Price: Free basic access. Premium subscription adds enhanced features and API access.
Best for: MOC builders who need parts-level inventory management. If you build custom creations and need to know what pieces you have and what you need, Rebrickable is irreplaceable. For set collectors, it is less relevant.
Brickset's mobile app is an extension of the Brickset website, which is the most comprehensive LEGO set database in existence. The app gives you access to set information, basic collection tracking, and the Brickset community from your phone.
Set database: The deepest and most complete set database available. Every set from every year, including obscure promotional releases and regional exclusives. If a set exists, Brickset knows about it.
Collection tracking: Mark sets as owned or wanted with quantities. The app syncs with your Brickset account so your collection is consistent between phone and desktop. However, there is no purchase price tracking, no condition logging, and no portfolio valuation.
Market data: None. Brickset shows retail prices but not secondary market values. You cannot check what a retired set is selling for today.
Community: Access to Brickset forums, set reviews, and news. The community aspect is stronger than any other app on this list.
Price: Free with optional supporter subscription for ad-free experience and some extra features.
Best for: Researchers and long-time collectors who want the deepest possible set database.
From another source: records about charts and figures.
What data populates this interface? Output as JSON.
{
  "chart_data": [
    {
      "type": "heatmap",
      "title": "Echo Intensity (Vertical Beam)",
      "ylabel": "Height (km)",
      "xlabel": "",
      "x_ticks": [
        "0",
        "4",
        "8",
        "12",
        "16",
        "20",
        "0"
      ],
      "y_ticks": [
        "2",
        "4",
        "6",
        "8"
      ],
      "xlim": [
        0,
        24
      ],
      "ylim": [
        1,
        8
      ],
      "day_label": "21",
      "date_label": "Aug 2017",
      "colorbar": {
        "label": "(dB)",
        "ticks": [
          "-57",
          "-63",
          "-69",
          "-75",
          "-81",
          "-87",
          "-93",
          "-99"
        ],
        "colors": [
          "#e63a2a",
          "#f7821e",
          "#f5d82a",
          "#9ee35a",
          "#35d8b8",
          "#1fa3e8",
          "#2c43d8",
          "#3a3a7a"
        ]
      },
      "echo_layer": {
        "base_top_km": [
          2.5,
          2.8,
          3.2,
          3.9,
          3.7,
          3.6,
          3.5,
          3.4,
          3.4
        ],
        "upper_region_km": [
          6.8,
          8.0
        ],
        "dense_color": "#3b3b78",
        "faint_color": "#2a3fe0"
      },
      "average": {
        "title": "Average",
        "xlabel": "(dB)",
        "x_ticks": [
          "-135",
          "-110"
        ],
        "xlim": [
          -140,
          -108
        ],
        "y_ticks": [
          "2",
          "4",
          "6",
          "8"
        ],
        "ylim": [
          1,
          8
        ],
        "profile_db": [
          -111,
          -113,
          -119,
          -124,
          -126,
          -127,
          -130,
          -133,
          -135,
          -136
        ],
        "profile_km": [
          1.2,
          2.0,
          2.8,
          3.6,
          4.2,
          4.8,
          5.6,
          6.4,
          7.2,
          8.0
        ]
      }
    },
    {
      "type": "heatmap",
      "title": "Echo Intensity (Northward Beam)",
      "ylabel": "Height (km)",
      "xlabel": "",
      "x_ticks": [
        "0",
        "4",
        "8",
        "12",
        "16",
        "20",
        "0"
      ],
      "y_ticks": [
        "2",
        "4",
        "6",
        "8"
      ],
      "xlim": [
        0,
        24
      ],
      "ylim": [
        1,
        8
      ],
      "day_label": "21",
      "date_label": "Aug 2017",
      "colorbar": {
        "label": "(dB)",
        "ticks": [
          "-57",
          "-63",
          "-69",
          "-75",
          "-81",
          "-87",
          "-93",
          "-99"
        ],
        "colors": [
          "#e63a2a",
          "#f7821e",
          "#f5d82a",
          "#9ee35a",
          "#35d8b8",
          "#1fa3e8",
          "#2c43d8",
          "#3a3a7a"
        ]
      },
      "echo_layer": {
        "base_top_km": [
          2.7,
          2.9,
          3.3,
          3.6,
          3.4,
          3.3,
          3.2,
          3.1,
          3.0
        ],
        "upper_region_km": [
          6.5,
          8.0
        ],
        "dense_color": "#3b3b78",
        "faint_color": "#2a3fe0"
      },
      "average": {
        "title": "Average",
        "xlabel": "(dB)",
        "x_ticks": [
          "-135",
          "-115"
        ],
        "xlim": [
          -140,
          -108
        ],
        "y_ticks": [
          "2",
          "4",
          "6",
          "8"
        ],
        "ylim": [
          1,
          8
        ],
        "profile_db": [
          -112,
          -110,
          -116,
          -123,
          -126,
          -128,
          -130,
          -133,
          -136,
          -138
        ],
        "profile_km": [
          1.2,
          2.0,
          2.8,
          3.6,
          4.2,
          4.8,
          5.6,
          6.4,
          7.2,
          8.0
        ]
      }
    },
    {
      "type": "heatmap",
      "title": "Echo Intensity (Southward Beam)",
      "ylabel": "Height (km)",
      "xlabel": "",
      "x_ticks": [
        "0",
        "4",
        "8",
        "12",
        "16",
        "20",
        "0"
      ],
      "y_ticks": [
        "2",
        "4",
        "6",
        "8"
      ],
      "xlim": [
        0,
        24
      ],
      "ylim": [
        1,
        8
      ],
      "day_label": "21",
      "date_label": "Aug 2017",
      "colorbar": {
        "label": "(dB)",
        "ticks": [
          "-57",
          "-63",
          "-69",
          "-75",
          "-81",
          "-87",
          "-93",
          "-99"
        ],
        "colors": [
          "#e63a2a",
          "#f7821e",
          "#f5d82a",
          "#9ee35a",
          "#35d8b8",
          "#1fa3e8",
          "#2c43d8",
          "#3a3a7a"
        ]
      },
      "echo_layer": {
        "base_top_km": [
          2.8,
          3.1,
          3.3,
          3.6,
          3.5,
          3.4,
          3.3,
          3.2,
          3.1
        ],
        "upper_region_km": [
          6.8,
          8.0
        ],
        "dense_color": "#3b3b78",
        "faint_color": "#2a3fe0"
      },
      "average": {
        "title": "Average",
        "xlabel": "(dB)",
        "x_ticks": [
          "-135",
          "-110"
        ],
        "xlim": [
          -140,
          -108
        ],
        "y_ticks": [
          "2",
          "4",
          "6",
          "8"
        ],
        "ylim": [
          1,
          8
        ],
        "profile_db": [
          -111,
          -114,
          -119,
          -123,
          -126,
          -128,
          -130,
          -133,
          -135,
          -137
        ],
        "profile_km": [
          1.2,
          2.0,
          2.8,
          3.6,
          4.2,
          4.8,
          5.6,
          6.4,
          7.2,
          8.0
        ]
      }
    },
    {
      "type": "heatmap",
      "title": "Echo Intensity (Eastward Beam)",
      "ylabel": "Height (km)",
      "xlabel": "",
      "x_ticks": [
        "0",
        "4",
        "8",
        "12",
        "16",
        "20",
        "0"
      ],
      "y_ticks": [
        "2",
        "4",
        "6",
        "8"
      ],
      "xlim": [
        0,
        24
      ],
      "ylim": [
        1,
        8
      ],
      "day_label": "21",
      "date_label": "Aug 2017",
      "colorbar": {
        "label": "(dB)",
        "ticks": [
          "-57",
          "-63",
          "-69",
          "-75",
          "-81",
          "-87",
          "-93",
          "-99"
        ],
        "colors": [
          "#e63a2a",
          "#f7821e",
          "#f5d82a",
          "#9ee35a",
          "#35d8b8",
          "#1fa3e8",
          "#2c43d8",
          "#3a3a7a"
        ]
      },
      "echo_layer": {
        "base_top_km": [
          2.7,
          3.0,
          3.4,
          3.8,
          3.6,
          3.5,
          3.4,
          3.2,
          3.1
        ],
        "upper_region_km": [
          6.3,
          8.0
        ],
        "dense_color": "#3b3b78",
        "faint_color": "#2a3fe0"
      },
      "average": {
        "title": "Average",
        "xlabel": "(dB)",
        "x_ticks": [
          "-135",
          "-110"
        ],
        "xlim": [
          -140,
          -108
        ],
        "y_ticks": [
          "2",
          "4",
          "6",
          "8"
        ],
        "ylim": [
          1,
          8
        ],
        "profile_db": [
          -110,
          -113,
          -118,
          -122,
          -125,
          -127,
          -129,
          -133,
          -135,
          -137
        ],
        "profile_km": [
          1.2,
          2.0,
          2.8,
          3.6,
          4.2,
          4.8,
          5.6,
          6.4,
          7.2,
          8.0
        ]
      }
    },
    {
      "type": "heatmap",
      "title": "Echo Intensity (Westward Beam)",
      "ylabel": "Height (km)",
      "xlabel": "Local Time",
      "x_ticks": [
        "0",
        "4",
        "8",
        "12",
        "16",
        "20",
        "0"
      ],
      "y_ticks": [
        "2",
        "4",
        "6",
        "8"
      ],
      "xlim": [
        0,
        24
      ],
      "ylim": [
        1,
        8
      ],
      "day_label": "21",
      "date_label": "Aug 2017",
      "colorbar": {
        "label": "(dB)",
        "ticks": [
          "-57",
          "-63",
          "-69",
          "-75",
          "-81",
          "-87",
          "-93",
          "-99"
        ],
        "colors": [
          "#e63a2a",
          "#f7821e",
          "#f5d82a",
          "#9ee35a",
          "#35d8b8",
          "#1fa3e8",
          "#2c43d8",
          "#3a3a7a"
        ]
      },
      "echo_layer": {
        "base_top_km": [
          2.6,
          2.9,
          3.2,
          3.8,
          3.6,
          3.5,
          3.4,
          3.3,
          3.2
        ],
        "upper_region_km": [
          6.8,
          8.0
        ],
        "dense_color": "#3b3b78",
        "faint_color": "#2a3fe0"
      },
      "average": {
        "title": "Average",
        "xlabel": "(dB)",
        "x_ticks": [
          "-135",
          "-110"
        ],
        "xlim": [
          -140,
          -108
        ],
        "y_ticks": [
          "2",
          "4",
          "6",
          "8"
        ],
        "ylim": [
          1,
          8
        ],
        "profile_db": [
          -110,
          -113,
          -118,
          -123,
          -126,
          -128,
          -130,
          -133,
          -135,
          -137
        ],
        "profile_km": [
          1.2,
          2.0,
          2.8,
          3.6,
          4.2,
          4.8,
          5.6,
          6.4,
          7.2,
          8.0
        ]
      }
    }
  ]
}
Less useful for price checking, deal evaluation, or investment tracking.
Here is the breakdown across the features that matter most to LEGO collectors in 2026:
Barcode Scanner: GameSetBrick (yes, with market data), BrickIt (yes, AI parts), BrickSearch (yes, basic), Rebrickable (no), Brickset (no)
Collection Tracking with Purchase Price: GameSetBrick (yes), BrickIt (no), BrickSearch (no), Rebrickable (no), Brickset (no)
Live Market Prices: GameSetBrick (yes, from BrickLink), BrickIt (no), BrickSearch (limited), Rebrickable (no), Brickset (no)
Deal Score: GameSetBrick (yes, 0-100), all others (no)
ROI Tracking: GameSetBrick (yes), all others (no)
Parts-Level Inventory: Rebrickable (yes), BrickIt (AI scanning), GameSetBrick (minifig tracking only), BrickSearch (no), Brickset (no)
MOC Building: Rebrickable (yes), BrickIt (AI suggestions), GameSetBrick (no), BrickSearch (no), Brickset (no)
Wishlist Sharing: GameSetBrick (yes, with buy links), Brickset (wanted list, no sharing), others (no)
Push Notifications: GameSetBrick (yes - new releases, GWPs, retirements), others (no or limited)
CSV Export: GameSetBrick (yes), Rebrickable (yes), others (no)
Completely Free: GameSetBrick (yes), others (freemium with premium features locked)
If you are a set collector who buys, tracks, and values LEGO sets: GameSetBrick is your primary tool. It handles the full lifecycle from discovery to purchase to tracking to valuation. Pair it with Brickset for deep set research when you need historical information.
If you are a MOC builder who works with loose parts: Rebrickable is essential for parts inventory and build planning. BrickIt is a great companion for sorting bulk lots. GameSetBrick can still help you track the sets you buy for parts and monitor market values.
If you are an investor focused on buy-and-hold LEGO sets: GameSetBrick's Vault, ROI tracking, and Flip Finder are built for you. Combine it with BrickEconomy for long-term price chart analysis. Read our LEGO Investing 101 guide for the full strategy.
If you just want the simplest possible setup: GameSetBrick does everything you need in one free app. Open gamesetbrick.com, add it to your home screen, and you are set. No accounts to create, no subscriptions to manage, no app store downloads. Start with the full feature overview to see what is available.
The LEGO app landscape in 2026 is better than it has ever been. The right combination of tools depends on how you collect. But if you are picking one place to start, GameSetBrick gives you the widest coverage for zero cost. Everything else is a complement to that foundation.